Acorda Cidade – A quais atribuições pode se dar o aumento de casos no município?
Melissa Falcão – Tivemos um período com um número um pouco mais elevado de casos. Estamos com uma estabilidade alta, tivemos uma leve redução, mas não é uma redução que ainda dê uma tranquilidade pra gente. Existe uma perspectiva de nova piora do número de casos no final de julho, relacionado a esses períodos festivos de São João e estamos sempre procurando nos melhorar para que quando esse aumento aconteça a gente esteja preparado. Então já temos nossa capacidade máxima de leitos na cidade e muita gente questiona que para uma cidade do tamanho de Feira a quantidade de leitos criados é pouca. Mas a gente tem que trabalhar com o que é possível e nem sempre com o que é necessário. E foi criada, sem dúvida, toda quantidade de leito que o orçamento do município permitia. Os leitos abertos não tem previsão de fechar enquanto tiverem casos ativos de covid, e a nossa rede de atendimento está preparada para atender quantos casos cheguem. Quanto mais pacientes para serem atendidos maior a demora desse atendimento. Por isso a necessidade do diagnóstico precoce, da orientação desde o início dos sintomas.
Acorda Cidade – A senhora acredita que as pessoas estão usando menos máscaras e saindo mais?

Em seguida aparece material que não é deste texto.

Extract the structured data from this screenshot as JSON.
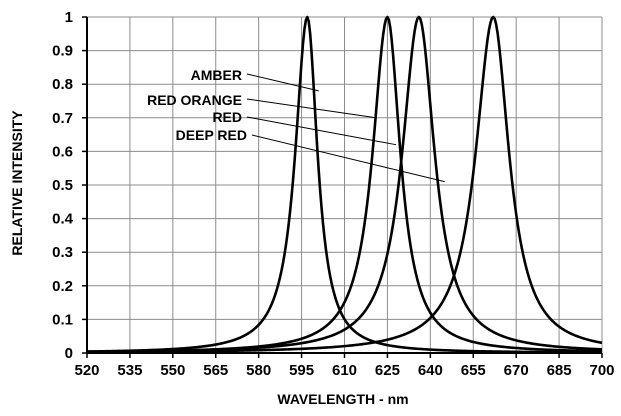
{
  "chart_data": {
    "type": "line",
    "xlabel": "WAVELENGTH - nm",
    "ylabel": "RELATIVE INTENSITY",
    "xlim": [
      520,
      700
    ],
    "ylim": [
      0,
      1
    ],
    "x_ticks": [
      "520",
      "535",
      "550",
      "565",
      "580",
      "595",
      "610",
      "625",
      "640",
      "655",
      "670",
      "685",
      "700"
    ],
    "y_ticks": [
      "0",
      "0.1",
      "0.2",
      "0.3",
      "0.4",
      "0.5",
      "0.6",
      "0.7",
      "0.8",
      "0.9",
      "1"
    ],
    "grid": true,
    "series": [
      {
        "name": "AMBER",
        "peak_nm": 597,
        "halfwidth_left_nm": 6.5,
        "halfwidth_right_nm": 5.5,
        "x": [
          560,
          570,
          575,
          580,
          585,
          588,
          591,
          593,
          595,
          597,
          599,
          601,
          603,
          605,
          608,
          612,
          615,
          620,
          625,
          630,
          640,
          660
        ],
        "y": [
          0.02,
          0.05,
          0.07,
          0.12,
          0.19,
          0.27,
          0.42,
          0.59,
          0.84,
          1.0,
          0.86,
          0.62,
          0.43,
          0.3,
          0.17,
          0.09,
          0.06,
          0.03,
          0.02,
          0.01,
          0.0,
          0.0
        ]
      },
      {
        "name": "RED ORANGE",
        "peak_nm": 625,
        "halfwidth_left_nm": 8.0,
        "halfwidth_right_nm": 7.0,
        "x": [
          570,
          580,
          590,
          600,
          605,
          610,
          615,
          618,
          620,
          623,
          625,
          627,
          630,
          633,
          636,
          640,
          645,
          650,
          660,
          680
        ],
        "y": [
          0.01,
          0.02,
          0.04,
          0.08,
          0.13,
          0.23,
          0.42,
          0.61,
          0.78,
          0.95,
          1.0,
          0.97,
          0.83,
          0.58,
          0.38,
          0.21,
          0.11,
          0.06,
          0.02,
          0.0
        ]
      },
      {
        "name": "RED",
        "peak_nm": 636,
        "halfwidth_left_nm": 9.0,
        "halfwidth_right_nm": 8.5,
        "x": [
          580,
          590,
          600,
          610,
          615,
          620,
          625,
          628,
          632,
          636,
          640,
          643,
          646,
          650,
          655,
          660,
          670,
          690
        ],
        "y": [
          0.01,
          0.03,
          0.06,
          0.12,
          0.2,
          0.3,
          0.5,
          0.7,
          0.88,
          1.0,
          0.92,
          0.73,
          0.55,
          0.36,
          0.19,
          0.1,
          0.03,
          0.0
        ]
      },
      {
        "name": "DEEP RED",
        "peak_nm": 662,
        "halfwidth_left_nm": 9.5,
        "halfwidth_right_nm": 8.5,
        "x": [
          600,
          615,
          625,
          630,
          640,
          645,
          650,
          654,
          658,
          662,
          666,
          670,
          675,
          680,
          690,
          700
        ],
        "y": [
          0.01,
          0.04,
          0.07,
          0.1,
          0.2,
          0.29,
          0.45,
          0.68,
          0.9,
          1.0,
          0.86,
          0.6,
          0.32,
          0.16,
          0.04,
          0.01
        ]
      }
    ]
  }
}
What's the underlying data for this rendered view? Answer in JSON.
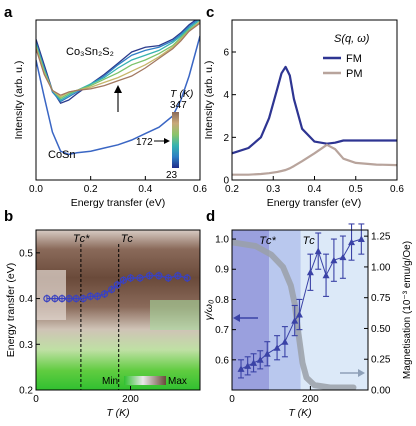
{
  "panels": [
    {
      "letter": "a",
      "type": "line",
      "xlabel": "Energy transfer (eV)",
      "ylabel": "Intensity (arb. u.)",
      "xlim": [
        0,
        0.6
      ],
      "xticks": [
        "0.0",
        "0.2",
        "0.4",
        "0.6"
      ],
      "sample_top": "Co₃Sn₂S₂",
      "sample_bottom": "CoSn",
      "colorbar": {
        "title": "T (K)",
        "max": "347",
        "mid": "172",
        "min": "23"
      },
      "chart_data": {
        "type": "line",
        "x": [
          0.0,
          0.03,
          0.06,
          0.09,
          0.12,
          0.15,
          0.2,
          0.25,
          0.3,
          0.35,
          0.4,
          0.45,
          0.5,
          0.53,
          0.56,
          0.6
        ],
        "series": [
          {
            "color": "#2a3a8c",
            "values": [
              0.88,
              0.72,
              0.56,
              0.48,
              0.5,
              0.54,
              0.6,
              0.66,
              0.73,
              0.8,
              0.83,
              0.84,
              0.88,
              0.92,
              0.97,
              1.02
            ]
          },
          {
            "color": "#2e7fc4",
            "values": [
              0.86,
              0.7,
              0.55,
              0.49,
              0.52,
              0.55,
              0.6,
              0.65,
              0.72,
              0.78,
              0.81,
              0.83,
              0.87,
              0.91,
              0.96,
              1.01
            ]
          },
          {
            "color": "#36b3b0",
            "values": [
              0.85,
              0.69,
              0.56,
              0.5,
              0.53,
              0.56,
              0.6,
              0.64,
              0.7,
              0.75,
              0.78,
              0.81,
              0.86,
              0.9,
              0.95,
              1.0
            ]
          },
          {
            "color": "#7cc36a",
            "values": [
              0.84,
              0.68,
              0.56,
              0.51,
              0.54,
              0.56,
              0.59,
              0.63,
              0.67,
              0.72,
              0.75,
              0.79,
              0.84,
              0.89,
              0.94,
              0.99
            ]
          },
          {
            "color": "#c7b66a",
            "values": [
              0.83,
              0.67,
              0.56,
              0.52,
              0.55,
              0.56,
              0.58,
              0.61,
              0.64,
              0.68,
              0.72,
              0.77,
              0.83,
              0.88,
              0.93,
              0.99
            ]
          },
          {
            "color": "#a27860",
            "values": [
              0.82,
              0.66,
              0.56,
              0.53,
              0.55,
              0.56,
              0.57,
              0.59,
              0.62,
              0.65,
              0.7,
              0.76,
              0.82,
              0.87,
              0.93,
              0.98
            ]
          },
          {
            "color": "#3a66c4",
            "values": [
              0.75,
              0.52,
              0.3,
              0.18,
              0.16,
              0.17,
              0.18,
              0.2,
              0.22,
              0.25,
              0.29,
              0.33,
              0.4,
              0.5,
              0.65,
              0.9
            ]
          }
        ]
      }
    },
    {
      "letter": "b",
      "type": "heatmap",
      "xlabel": "T (K)",
      "ylabel": "Energy transfer (eV)",
      "xticks": [
        "0",
        "200"
      ],
      "yticks": [
        "0.2",
        "0.3",
        "0.4",
        "0.5"
      ],
      "markers": [
        "Tᴄ*",
        "Tᴄ"
      ],
      "colorbar": {
        "min": "Min",
        "max": "Max"
      },
      "chart_data": {
        "type": "heatmap",
        "xlim": [
          0,
          347
        ],
        "ylim": [
          0.2,
          0.55
        ],
        "markers_x": [
          95,
          175
        ],
        "series": [
          {
            "x": [
              23,
              40,
              55,
              70,
              85,
              100,
              115,
              130,
              145,
              160,
              172,
              185,
              200,
              220,
              240,
              260,
              280,
              300,
              320
            ],
            "values": [
              0.4,
              0.4,
              0.4,
              0.4,
              0.4,
              0.4,
              0.405,
              0.405,
              0.41,
              0.42,
              0.43,
              0.44,
              0.445,
              0.445,
              0.45,
              0.45,
              0.445,
              0.45,
              0.445
            ]
          }
        ]
      }
    },
    {
      "letter": "c",
      "type": "line",
      "xlabel": "Energy transfer (eV)",
      "ylabel": "Intensity (arb. u.)",
      "legend_title": "S(q, ω)",
      "xticks": [
        "0.2",
        "0.3",
        "0.4",
        "0.5",
        "0.6"
      ],
      "yticks": [
        "0",
        "2",
        "4",
        "6"
      ],
      "chart_data": {
        "type": "line",
        "xlim": [
          0.2,
          0.6
        ],
        "ylim": [
          0,
          7.5
        ],
        "x": [
          0.2,
          0.24,
          0.27,
          0.29,
          0.31,
          0.32,
          0.33,
          0.34,
          0.35,
          0.37,
          0.4,
          0.43,
          0.45,
          0.47,
          0.5,
          0.55,
          0.6
        ],
        "series": [
          {
            "name": "FM",
            "color": "#2e3592",
            "values": [
              1.25,
              1.5,
              2.0,
              2.9,
              4.3,
              5.0,
              5.3,
              4.9,
              3.8,
              2.4,
              1.8,
              1.7,
              1.75,
              1.85,
              1.85,
              1.85,
              1.85
            ]
          },
          {
            "name": "PM",
            "color": "#b8a49c",
            "values": [
              0.25,
              0.25,
              0.28,
              0.32,
              0.38,
              0.42,
              0.47,
              0.55,
              0.65,
              0.88,
              1.25,
              1.65,
              1.45,
              1.0,
              0.8,
              0.72,
              0.7
            ]
          }
        ]
      }
    },
    {
      "letter": "d",
      "type": "scatter",
      "xlabel": "T (K)",
      "ylabel": "γ/ω₀",
      "y2label": "Magnetisation (10⁻³ emu/g/Oe)",
      "xticks": [
        "0",
        "200"
      ],
      "yticks": [
        "0.6",
        "0.7",
        "0.8",
        "0.9",
        "1.0"
      ],
      "y2ticks": [
        "0.00",
        "0.25",
        "0.50",
        "0.75",
        "1.00",
        "1.25"
      ],
      "markers": [
        "Tᴄ*",
        "Tᴄ"
      ],
      "chart_data": {
        "type": "scatter",
        "xlim": [
          0,
          347
        ],
        "ylim": [
          0.5,
          1.03
        ],
        "y2lim": [
          0,
          1.3
        ],
        "markers_x": [
          95,
          175
        ],
        "series": [
          {
            "type": "scatter",
            "x": [
              23,
              40,
              55,
              72,
              90,
              115,
              135,
              160,
              172,
              200,
              220,
              240,
              260,
              283,
              305,
              330
            ],
            "values": [
              0.57,
              0.58,
              0.59,
              0.6,
              0.62,
              0.64,
              0.66,
              0.73,
              0.75,
              0.89,
              0.96,
              0.88,
              0.93,
              0.94,
              0.99,
              1.0
            ]
          },
          {
            "type": "line",
            "axis": "y2",
            "x": [
              0,
              60,
              100,
              130,
              150,
              160,
              170,
              180,
              190,
              210,
              250,
              310
            ],
            "values": [
              1.2,
              1.17,
              1.1,
              1.0,
              0.85,
              0.7,
              0.45,
              0.22,
              0.1,
              0.04,
              0.02,
              0.02
            ]
          }
        ]
      }
    }
  ]
}
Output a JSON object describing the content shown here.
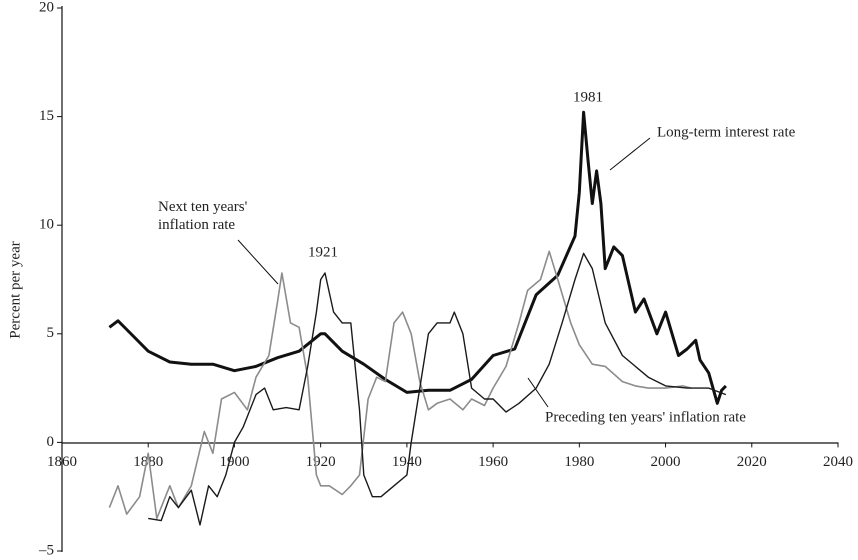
{
  "chart_data": {
    "type": "line",
    "y_label": "Percent per year",
    "xlim": [
      1860,
      2040
    ],
    "ylim": [
      -5,
      20
    ],
    "xticks": [
      1860,
      1880,
      1900,
      1920,
      1940,
      1960,
      1980,
      2000,
      2020,
      2040
    ],
    "yticks": [
      20,
      15,
      10,
      5,
      0,
      {
        "value": -5,
        "label": "–5"
      }
    ],
    "annotations": [
      "1981",
      "1921"
    ],
    "series": [
      {
        "name": "Long-term interest rate",
        "color": "#111111",
        "width": 3,
        "x": [
          1871,
          1873,
          1875,
          1880,
          1885,
          1890,
          1895,
          1900,
          1905,
          1910,
          1915,
          1920,
          1921,
          1925,
          1930,
          1935,
          1940,
          1945,
          1950,
          1955,
          1960,
          1965,
          1970,
          1975,
          1979,
          1980,
          1981,
          1982,
          1983,
          1984,
          1985,
          1986,
          1987,
          1988,
          1990,
          1993,
          1995,
          1998,
          2000,
          2003,
          2005,
          2007,
          2008,
          2010,
          2012,
          2013,
          2014
        ],
        "values": [
          5.3,
          5.6,
          5.2,
          4.2,
          3.7,
          3.6,
          3.6,
          3.3,
          3.5,
          3.9,
          4.2,
          5.0,
          5.0,
          4.2,
          3.6,
          2.9,
          2.3,
          2.4,
          2.4,
          2.9,
          4.0,
          4.3,
          6.8,
          7.7,
          9.5,
          11.5,
          15.2,
          13.0,
          11.0,
          12.5,
          11.0,
          8.0,
          8.5,
          9.0,
          8.6,
          6.0,
          6.6,
          5.0,
          6.0,
          4.0,
          4.3,
          4.7,
          3.8,
          3.2,
          1.8,
          2.4,
          2.6
        ]
      },
      {
        "name": "Next ten years' inflation rate",
        "color": "#8c8c8c",
        "width": 1.6,
        "x": [
          1871,
          1873,
          1875,
          1878,
          1880,
          1882,
          1885,
          1887,
          1890,
          1893,
          1895,
          1897,
          1900,
          1903,
          1905,
          1908,
          1910,
          1911,
          1913,
          1915,
          1917,
          1919,
          1920,
          1922,
          1925,
          1927,
          1929,
          1931,
          1933,
          1935,
          1937,
          1939,
          1941,
          1943,
          1945,
          1947,
          1950,
          1953,
          1955,
          1958,
          1960,
          1963,
          1966,
          1968,
          1971,
          1973,
          1975,
          1978,
          1980,
          1983,
          1986,
          1990,
          1993,
          1996,
          2000,
          2004,
          2006
        ],
        "values": [
          -3.0,
          -2.0,
          -3.3,
          -2.5,
          -0.5,
          -3.5,
          -2.0,
          -3.0,
          -2.0,
          0.5,
          -0.5,
          2.0,
          2.3,
          1.5,
          3.0,
          4.0,
          6.5,
          7.8,
          5.5,
          5.3,
          3.0,
          -1.5,
          -2.0,
          -2.0,
          -2.4,
          -2.0,
          -1.5,
          2.0,
          3.0,
          2.8,
          5.5,
          6.0,
          5.0,
          2.8,
          1.5,
          1.8,
          2.0,
          1.5,
          2.0,
          1.7,
          2.5,
          3.5,
          5.5,
          7.0,
          7.5,
          8.8,
          7.5,
          5.5,
          4.5,
          3.6,
          3.5,
          2.8,
          2.6,
          2.5,
          2.5,
          2.6,
          2.5
        ]
      },
      {
        "name": "Preceding ten years' inflation rate",
        "color": "#1a1a1a",
        "width": 1.4,
        "x": [
          1880,
          1883,
          1885,
          1887,
          1890,
          1892,
          1894,
          1896,
          1898,
          1900,
          1902,
          1905,
          1907,
          1909,
          1912,
          1915,
          1917,
          1919,
          1920,
          1921,
          1923,
          1925,
          1927,
          1929,
          1930,
          1932,
          1934,
          1937,
          1940,
          1941,
          1943,
          1945,
          1947,
          1950,
          1951,
          1953,
          1955,
          1958,
          1960,
          1963,
          1966,
          1970,
          1973,
          1976,
          1979,
          1981,
          1983,
          1986,
          1990,
          1993,
          1996,
          2000,
          2005,
          2010,
          2014
        ],
        "values": [
          -3.5,
          -3.6,
          -2.5,
          -3.0,
          -2.2,
          -3.8,
          -2.0,
          -2.5,
          -1.5,
          0,
          0.7,
          2.2,
          2.5,
          1.5,
          1.6,
          1.5,
          3.5,
          6.0,
          7.5,
          7.8,
          6.0,
          5.5,
          5.5,
          1.5,
          -1.5,
          -2.5,
          -2.5,
          -2.0,
          -1.5,
          0,
          2.5,
          5.0,
          5.5,
          5.5,
          6.0,
          5.0,
          2.5,
          2.0,
          2.0,
          1.4,
          1.8,
          2.5,
          3.6,
          5.5,
          7.5,
          8.7,
          8.0,
          5.5,
          4.0,
          3.5,
          3.0,
          2.6,
          2.5,
          2.5,
          2.2
        ]
      }
    ]
  }
}
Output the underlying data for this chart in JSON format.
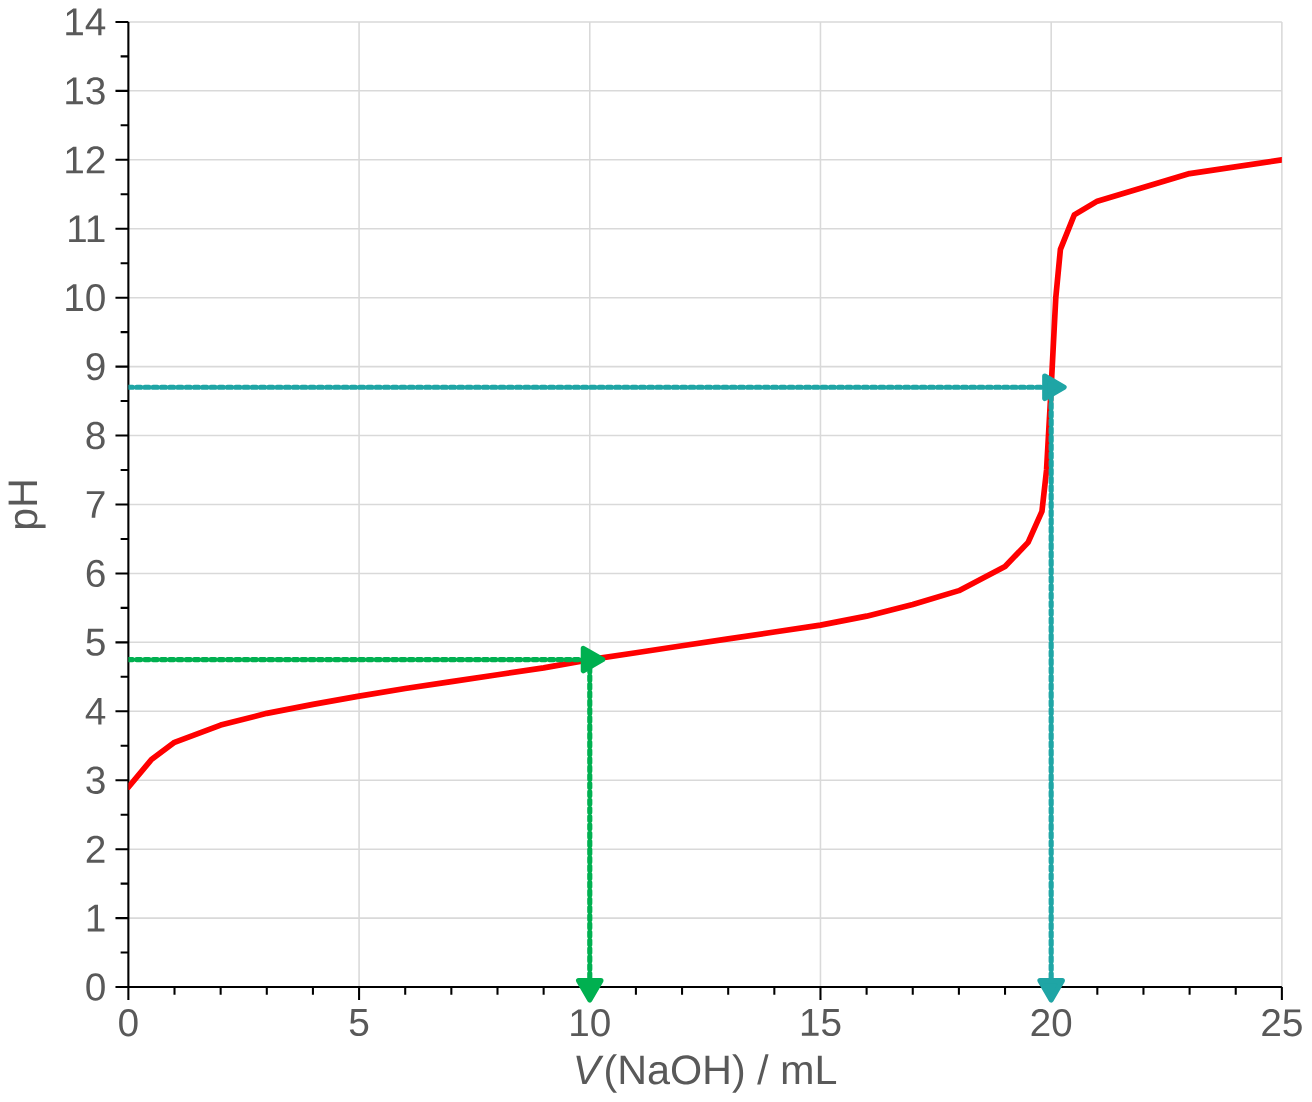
{
  "chart_data": {
    "type": "line",
    "xlabel": "*V*(NaOH) / mL",
    "ylabel": "pH",
    "xlim": [
      0,
      25
    ],
    "ylim": [
      0,
      14
    ],
    "xticks": [
      0,
      5,
      10,
      15,
      20,
      25
    ],
    "yticks": [
      0,
      1,
      2,
      3,
      4,
      5,
      6,
      7,
      8,
      9,
      10,
      11,
      12,
      13,
      14
    ],
    "grid": true,
    "marker": "none",
    "series": [
      {
        "color": "#ff0000",
        "line_style": "solid",
        "x": [
          0,
          0.5,
          1,
          2,
          3,
          4,
          5,
          6,
          7,
          8,
          9,
          10,
          11,
          12,
          13,
          14,
          15,
          16,
          17,
          18,
          19,
          19.5,
          19.8,
          19.9,
          20,
          20.1,
          20.2,
          20.5,
          21,
          22,
          23,
          24,
          25
        ],
        "values": [
          2.9,
          3.3,
          3.55,
          3.8,
          3.97,
          4.1,
          4.22,
          4.33,
          4.43,
          4.53,
          4.63,
          4.75,
          4.85,
          4.95,
          5.05,
          5.15,
          5.25,
          5.38,
          5.55,
          5.75,
          6.1,
          6.45,
          6.9,
          7.5,
          8.7,
          10.0,
          10.7,
          11.2,
          11.4,
          11.6,
          11.8,
          11.9,
          12.0
        ]
      },
      {
        "color": "#00b050",
        "line_style": "dotted",
        "marker": "triangle",
        "x": [
          0,
          10
        ],
        "values": [
          4.75,
          4.75
        ]
      },
      {
        "color": "#00b050",
        "line_style": "dotted",
        "marker": "triangle",
        "x": [
          10,
          10
        ],
        "values": [
          4.75,
          0
        ]
      },
      {
        "color": "#1fa5a5",
        "line_style": "dotted",
        "marker": "triangle",
        "x": [
          0,
          20
        ],
        "values": [
          8.7,
          8.7
        ]
      },
      {
        "color": "#1fa5a5",
        "line_style": "dotted",
        "marker": "triangle",
        "x": [
          20,
          20
        ],
        "values": [
          8.7,
          0
        ]
      }
    ]
  }
}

Melissa Falcão – Sim, estão se descuidando mais, estão começando a se aglomerar com mais frequência, a exemplo de uma festa em uma churrascaria com um cantor. A gente vê outras propagandas de festas com 200, 300 pessoas. Sempre que recebemos uma denúncia, vamos averiguar para que esses eventos e aglomerações não aconteçam. Muitas vezes quando recebemos uma denúncia e acaba passando, a gente vai tomar as condutas relacionadas com os erros. A gente pede sempre que as pessoas nos informem quando tiver algum evento que vai expor as pessoas em risco. Estamos sempre procurando fazer a vigilância e pedimos às pessoas, mesmo aquelas que já tomaram as duas doses que continuem se cuidando. Mesmo quem está vacinado pode pegar a covid. Pode ter um quadro mais leve, mas podem ocorrer exceções de um quadro mais grave. Temos novas cepas surgindo, como indiana, que não temos ainda nenhuma confirmação na Bahia, mas temos confirmação no Rio de Janeiro, em São Paulo, e quando isso começa a acontecer o tempo para ela se disseminar não é grande. Essa cepa indiana vai chegar esse ano para todo o país e estamos nos preparando para isso. Mas, pedimos à população que continue ajudando, precisamos aprender a conviver com o vírus. Tem ainda mais um ano, podem vir mais dois anos ou três com esse vírus aí com a gente. Temos que adaptar a nossa vida para essa nova realidade enquanto ela estiver existindo. Uso de máscara deve ser contínuo, evitar aglomerações até quando for necessário e toda a população deve se vacinar. E solicito para que ninguém compareça à unidade de saúde para tomar uma terceira dose. Essas doses são computadas por CPF e se acontecer de tomar uma terceira dose, sem que seja checado o CPF, não vai ser checado naquele momento, mas pode vir a ser checado e trazer problemas. Não existe indicação pelo Ministério da Saúde de terceira dose de reforço para nenhum paciente. Houve agora a possibilidade de uma vacina vencida e se for comprovada, nesse caso teria direito a uma terceira dose, mas essa seria a única possibilidade até o momento.
Com informações do repórter Ed Santos do Acorda Cidade.